In un anno sette italiani su dieci si rivolgono almeno tre volte a un Pronto soccorso. E per tutti inizia il calvario dell’attesa. Ma è soprattutto nelle aree boarding – quelle dove vengono collocati su barelle i pazienti che necessitano del ricovero – che i tempi d’attesa sono fuorilegge in ben un caso su due. Il 49% aspetta ben più delle otto ore massime stabilite dalle direttive del ministero della Salute. Spesso senza nemmeno il vitto, senza ricevere l’assistenza adeguata. È qui, in queste aree diventate ormai la cartina di tornasole della profonda crisi nella quale è precipitato il Ssn (drammaticamente a corto di personale e di risorse finanziarie) che il sistema va completamente in tilt, come rileva una indagine nazionale svolta da Simeu, società scientifica di medicina di emergenza e urgenza, nell’ambito del progetto “Aver cura”.
Indagine che ha riguardato tutte le regioni, coinvolgendo professionisti sanitari e pazienti (di questi ultimi ne ha raggiunti 15 mila, attraverso questionari). E che mostra anche il crollo verticale della fiducia da parte degli operatori della sanità nei confronti delle istituzioni, dal governo alle Regioni: per tanti non rappresentano più un punto di riferimento. Basti dire che ben il 64% dei medici e degli infermieri è stato vittima di aggressioni nell’ultimo anno ma solo la metà ha sporto denuncia alla direzione sanitaria dell’ospedale o alle forze dell’ordine.
Quanto ai pazienti, solo quelli in gravi condizioni – come quelle indicate dal codice rosso, che determina l’accesso immediato alle cure per un elevato rischio clinico – dicono di aver ricevuto terapie adeguate e comunicazioni chiare ed esaustive. “Questo significa che le risposte alla vera emergenza grazie allo sforzo di medici e infermieri continuano ad essere eccellenti nonostante il contesto”, dice Daniele Pierluigi, del consiglio nazionale di Simeu. Al contrario, man mano che diminuisce la gravità del quadro clinico aumentano il malessere e la rabbia dei cittadini: il 42% lamenta disagi organizzativi e strutturali. L’indagine è stata realizzata in occasione dell’ottava edizione dell’Accademia dei direttori di medicina d’emergenza urgenza.

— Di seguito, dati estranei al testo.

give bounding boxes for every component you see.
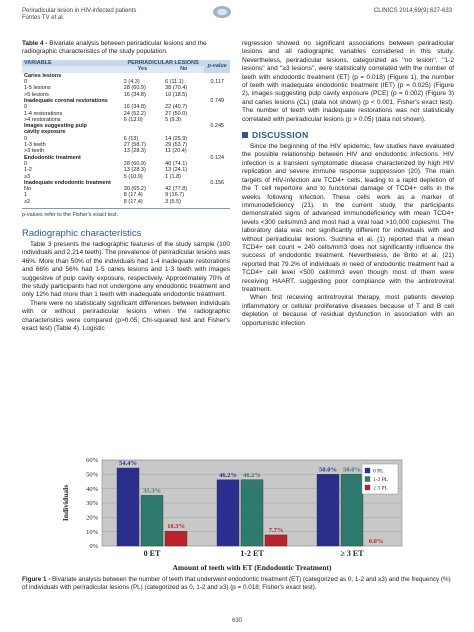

Ed è allarmante anche il dato che conferma la scarsa conoscenza da parte degli italiani delle norme e delle regole che riguardano il sistema sanitario. Per esempio: il 41% non ha ancora compreso a cosa serve il triage, vale a dire una delle molteplici competenze degli infermieri che lavorano nei Pronto soccorso, ai quali è demandato il compito di fare una rapida valutazione delle condizioni dei pazienti, rilasciando il codice corrispondente al grado di gravità. Così come non conosce il sistema di accettazione basato sui codici da uno a cinque, con il codice 1 (rosso) che indica l’interruzione o la compromissione di una funzione vitale, e il codice 5 (bianco) che indica l’assenza di urgenza e che comporta per il paziente il pagamento di un ticket.
Ma le lunghe liste d’attesa per ottenere un accertamento diagnostico o una visita specialistica riempiono i Pronto soccorso (diventato per tanti l’unica alternativa), mentre il personale – stremato – non riesce a dare risposte. E questo contribuisce a spiegare l’alto numero di aggressioni ai danni di medici e infermieri da parte dei pazienti o dei loro parenti: il 76% degli operatori ha subito anche aggressioni verbali, come minacce e intimidazioni. “Si è molto dibattuto sul significato di appropriatezza degli accessi – osserva Pierluigi –. Ma il fatto reale è che maggiori presenze richiedono maggiori sforzi di assistenza clinica e alberghiera e i grandi numeri rallentano la struttura organizzativa, aggravandola”.